Crowley was rated a good poet by G.K. Chesterton to whom Crowley later dedicated in a part a book. He wrote the 1929 Hymn to Pan, perhaps his most widely read and anthologised poem. Three pieces by Crowley, "The Quest", and "The Rose and the Cross", appear in the 1917 collection The Oxford Book of English Mystical Verse.

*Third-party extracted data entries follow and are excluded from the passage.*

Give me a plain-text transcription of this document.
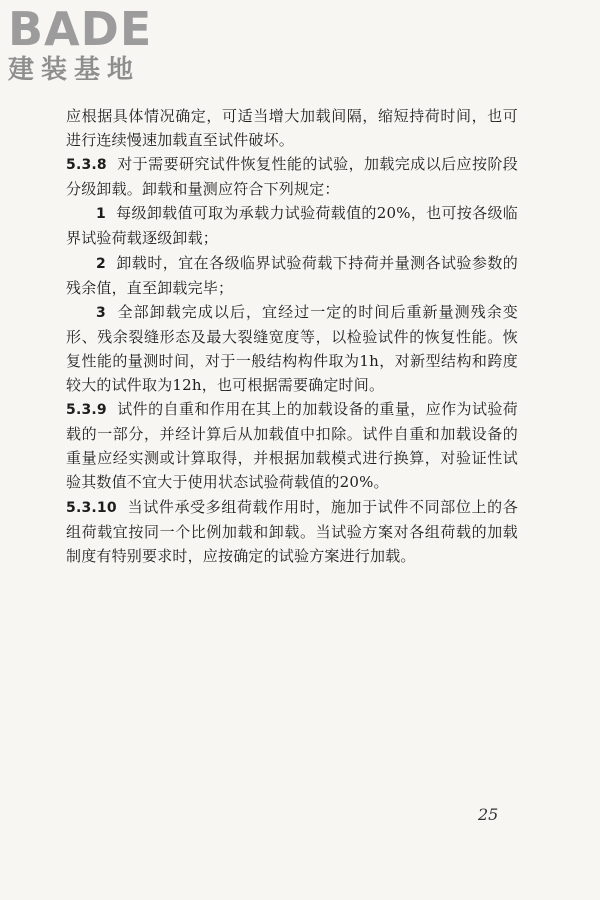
BADE
建装基地

应根据具体情况确定，可适当增大加载间隔，缩短持荷时间，也可进行连续慢速加载直至试件破坏。

5.3.8 对于需要研究试件恢复性能的试验，加载完成以后应按阶段分级卸载。卸载和量测应符合下列规定：

1 每级卸载值可取为承载力试验荷载值的20%，也可按各级临界试验荷载逐级卸载；

2 卸载时，宜在各级临界试验荷载下持荷并量测各试验参数的残余值，直至卸载完毕；

3 全部卸载完成以后，宜经过一定的时间后重新量测残余变形、残余裂缝形态及最大裂缝宽度等，以检验试件的恢复性能。恢复性能的量测时间，对于一般结构构件取为1h，对新型结构和跨度较大的试件取为12h，也可根据需要确定时间。

5.3.9 试件的自重和作用在其上的加载设备的重量，应作为试验荷载的一部分，并经计算后从加载值中扣除。试件自重和加载设备的重量应经实测或计算取得，并根据加载模式进行换算，对验证性试验其数值不宜大于使用状态试验荷载值的20%。

5.3.10 当试件承受多组荷载作用时，施加于试件不同部位上的各组荷载宜按同一个比例加载和卸载。当试验方案对各组荷载的加载制度有特别要求时，应按确定的试验方案进行加载。

25
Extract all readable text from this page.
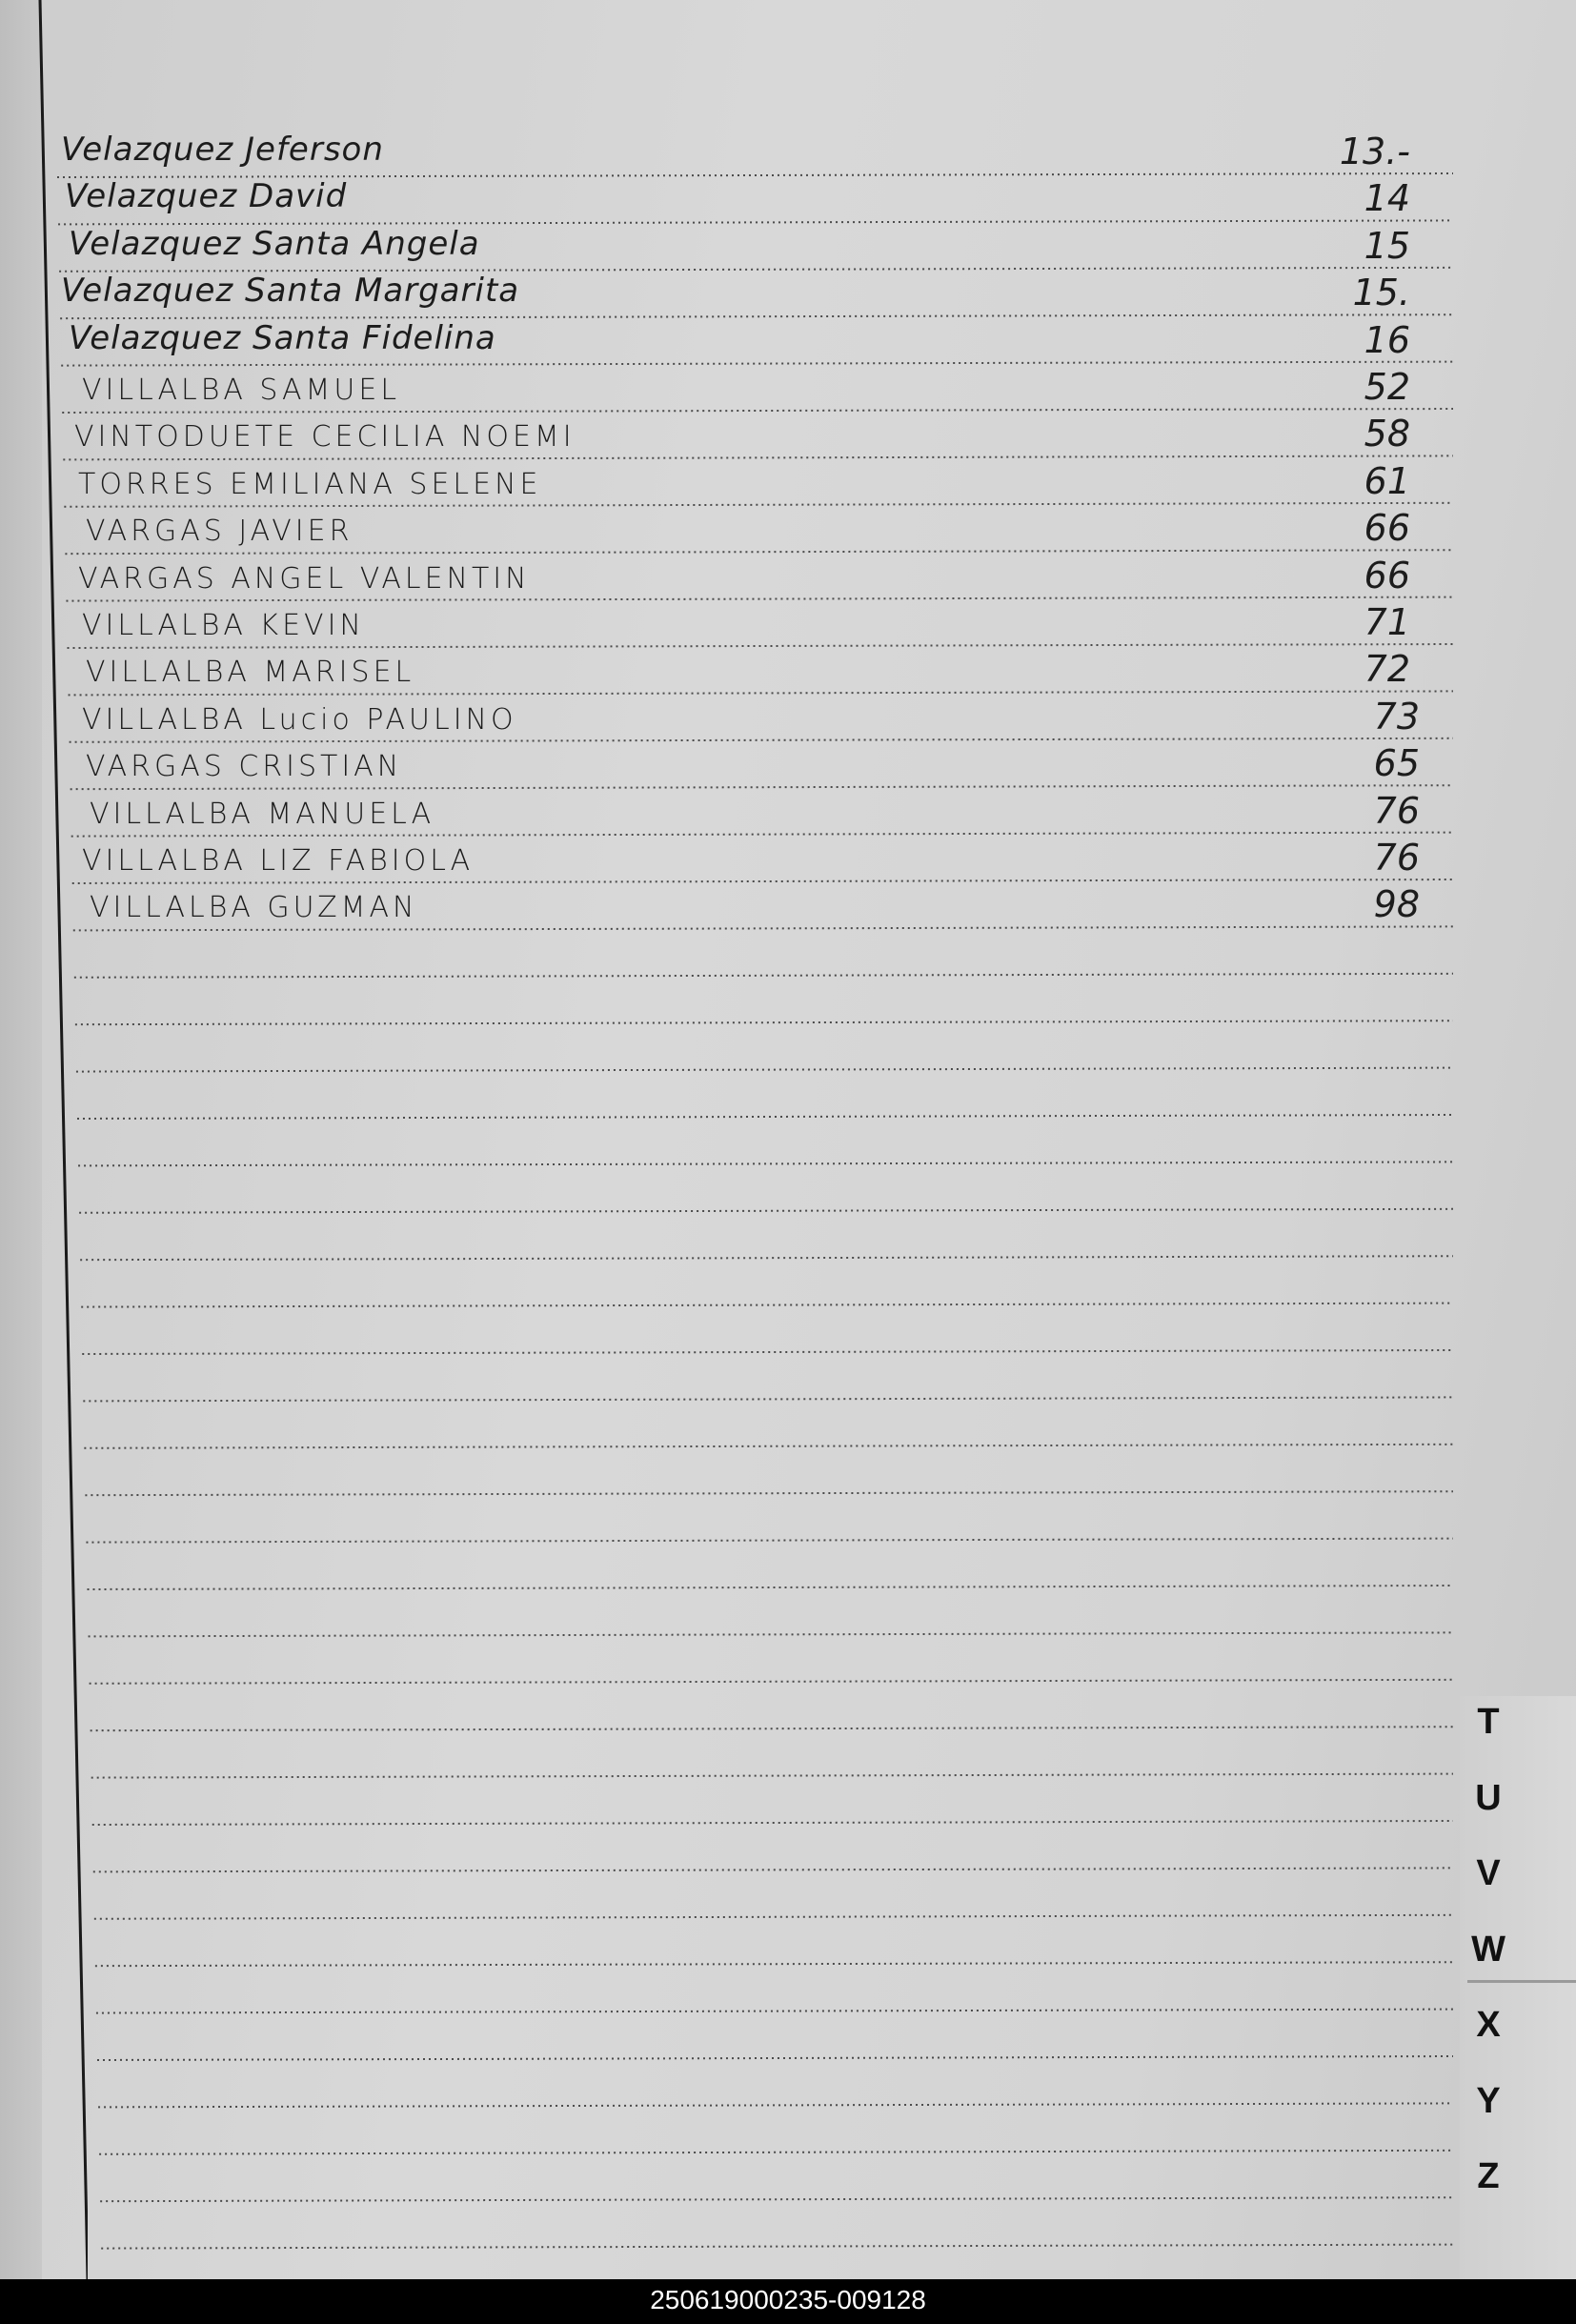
Velazquez Jeferson	13.-
Velazquez David	14
Velazquez Santa Angela	15
Velazquez Santa Margarita	15.
Velazquez Santa Fidelina	16
VILLALBA SAMUEL	52
VINTODUETE CECILIA NOEMI	58
TORRES EMILIANA SELENE	61
VARGAS JAVIER	66
VARGAS ANGEL VALENTIN	66
VILLALBA KEVIN	71
VILLALBA MARISEL	72
VILLALBA Lucio PAULINO	73
VARGAS CRISTIAN	65
VILLALBA MANUELA	76
VILLALBA LIZ FABIOLA	76
VILLALBA GUZMAN	98
T
U
V
W
X
Y
Z
250619000235-009128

Crowley's unusual sense of humour is on display in White Stains, an 1898 collection of pornographic verse pretended to be "the literary remains of George Archibald Bishop, a neuropath of the Second Empire;" the volume is prefaced with a notice that says that " The Editor hopes that Mental Pathologists, for whose eyes alone this treatise is destined, will spare no precaution to prevent it falling into other hands."
Some of his published poetry includes:
- White Stains (1898).
- Alice, an Adultery (1903).
- The Sword of Song (1904).
- The Star and the Garter. (1904).
- Orpheus, a Lyrical Legend (two volumes, 1905).
- Snowdrops From a Curate’s Garden. (1904).
- Clouds without Water ("by the Reverend C. Verey", 1909)
- Amphora (Hymns to the Blessed Virgin Mary, Burns & Oates, 1909)
- The Scented Garden of Abdullah the Satirist of Shiraz. ( "translated by Major Lutiy", 1910).
- Aha ! (1910)
- Ambergris: the Selected Poems of Aleister Crowley (1910)
- The Winged Beetle. (1912).
- Olla, an Anthology of Sixty years of Song (1946, his last published work)
The Greek scholar Dionysios Psilopoulos has written on Crowley as a poet (Ph.D., Edinburgh).